C’est une véritable déferlante Wu-Tang à laquelle nous avons assisté tout au long de l’année 2006, presque comparable à celle du début des années 90, en tout cas en termes de quantité. Car pour la qualité, tout n’a pas été égal. Mais il faut croire qu’ils nous gardaient le meilleur pour la fin. Et cette fois, c’est un des derniers affiliés Wu, The Holocaust, qui nous propose un album qui restera certainement la révélation du crew new-yorkais

C’est une association, celle de deux producteurs de talent, les Blue Sky Black Death, et celle d’un Mc déjanté, connu auparavant sous le nom de Warloc et nommé aujourd’hui The Holocaust, qui nous vaut ce petit joyau. En effet, les deux beatmakers avaient déjà travaillé avec Rza sur « Bobby Digital » et avec Guru avant de se lancer dans cette aventure.
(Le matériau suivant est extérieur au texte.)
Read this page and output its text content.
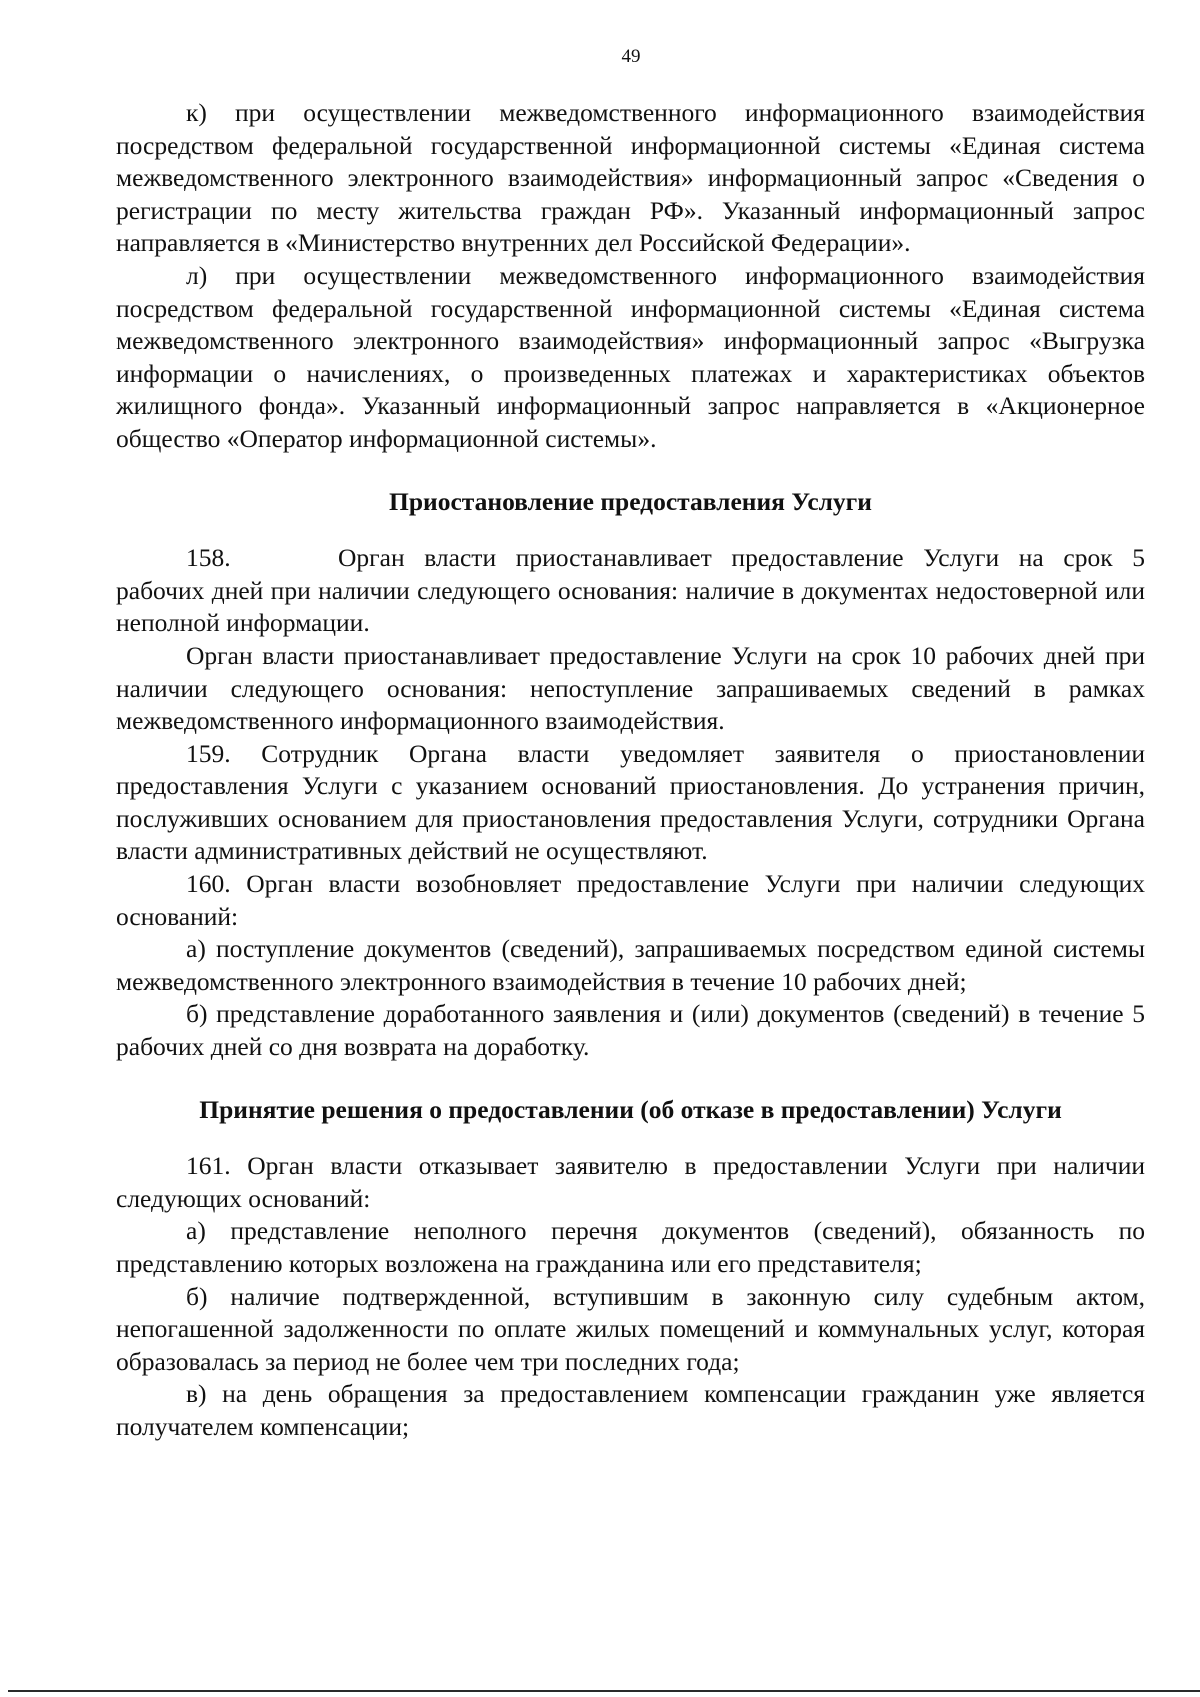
49

к) при осуществлении межведомственного информационного взаимодействия посредством федеральной государственной информационной системы «Единая система межведомственного электронного взаимодействия» информационный запрос «Сведения о регистрации по месту жительства граждан РФ». Указанный информационный запрос направляется в «Министерство внутренних дел Российской Федерации».

л) при осуществлении межведомственного информационного взаимодействия посредством федеральной государственной информационной системы «Единая система межведомственного электронного взаимодействия» информационный запрос «Выгрузка информации о начислениях, о произведенных платежах и характеристиках объектов жилищного фонда». Указанный информационный запрос направляется в «Акционерное общество «Оператор информационной системы».

Приостановление предоставления Услуги

158.	Орган власти приостанавливает предоставление Услуги на срок 5 рабочих дней при наличии следующего основания: наличие в документах недостоверной или неполной информации.

Орган власти приостанавливает предоставление Услуги на срок 10 рабочих дней при наличии следующего основания: непоступление запрашиваемых сведений в рамках межведомственного информационного взаимодействия.

159. Сотрудник Органа власти уведомляет заявителя о приостановлении предоставления Услуги с указанием оснований приостановления. До устранения причин, послуживших основанием для приостановления предоставления Услуги, сотрудники Органа власти административных действий не осуществляют.

160. Орган власти возобновляет предоставление Услуги при наличии следующих оснований:

а) поступление документов (сведений), запрашиваемых посредством единой системы межведомственного электронного взаимодействия в течение 10 рабочих дней;

б) представление доработанного заявления и (или) документов (сведений) в течение 5 рабочих дней со дня возврата на доработку.

Принятие решения о предоставлении (об отказе в предоставлении) Услуги

161. Орган власти отказывает заявителю в предоставлении Услуги при наличии следующих оснований:

а) представление неполного перечня документов (сведений), обязанность по представлению которых возложена на гражданина или его представителя;

б) наличие подтвержденной, вступившим в законную силу судебным актом, непогашенной задолженности по оплате жилых помещений и коммунальных услуг, которая образовалась за период не более чем три последних года;

в) на день обращения за предоставлением компенсации гражданин уже является получателем компенсации;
Leurs versions sont sombres, et collent parfaitement au style Wu-Tang, et dés l’entame de l’album, on comprend pourquoi. « Plunder » et son beat lourd accompagné d’un sample dans le style asiatique ouvre la voie à une pure réussite. « What Can The Matter Be », aéré tout en restant d’une noirceur extrême, avec ses nappes savamment distillées, nous emmène dans un univers apaisé proche du style Oldominion. « God Be With You » et ses violons découpés, nous fait flotter dans un univers empirique, riche en émotion, et futuriste, sur lequel Holocaust livre son plaidoyer à la perfection

On semble flotter en permanence dans un schléole sonore, comme dans une atmosphère baignée de musique. « No Image » en est encore un magnifique exemple, et le flow tranchant, très proche au final de celui de Rza, vient découper nos songes avec une agressivité paradoxale qui, bizarrement, vient renforcer la puissance des titres. Certains sont certes plus classiques à l’image de « The Ocean », « The Sinister », « Smoking Room », « The Worst », mais tous apportent leur lot de samples originaux, parfois par petites touches discrètes, mais toujours grandement mélodiques. Mais on revient vite dans un style plus aérien tel « Lady Of The Birds » qui rappelle certaines versions de Sonic Sum. « Killer Moth » est un parfait exemple de la créativité des producteurs, quand ils arrivent à mêler des voix limite baroques, avec des sonorités caribéennes, sur des samples d’orgue. Un mélange au demeurant impossible, ici parfaitement réussi. On finit en apothéose avec « Crash », qui aurait pu être sur un album de Portishead, c’est dire la multiplicité du talent de ses trois hommes réunis

On ne parlera pas de réussite mais d’un album véritablement essentiel. On est trop souvent induit en erreur lorsqu’on voit le label Wu-Tang accolé à un album, alors que celui-ci n’a rien à voir avec ce qu’ils nous proposent d’habitude. Seul le flow de The Holocaust, acéré et d’une efficacité redoutable, semble le point de ralliement. Pour le reste, c’est un univers sonore original qu’il nous est offert de découvrir. Cet opus aurait pu servir de bande originale à des films de science-fiction tel Blade Runner, tellement il est chargé d’une ambiance sombre, poétique, violente mais pleine de volupté. Une pure merveille.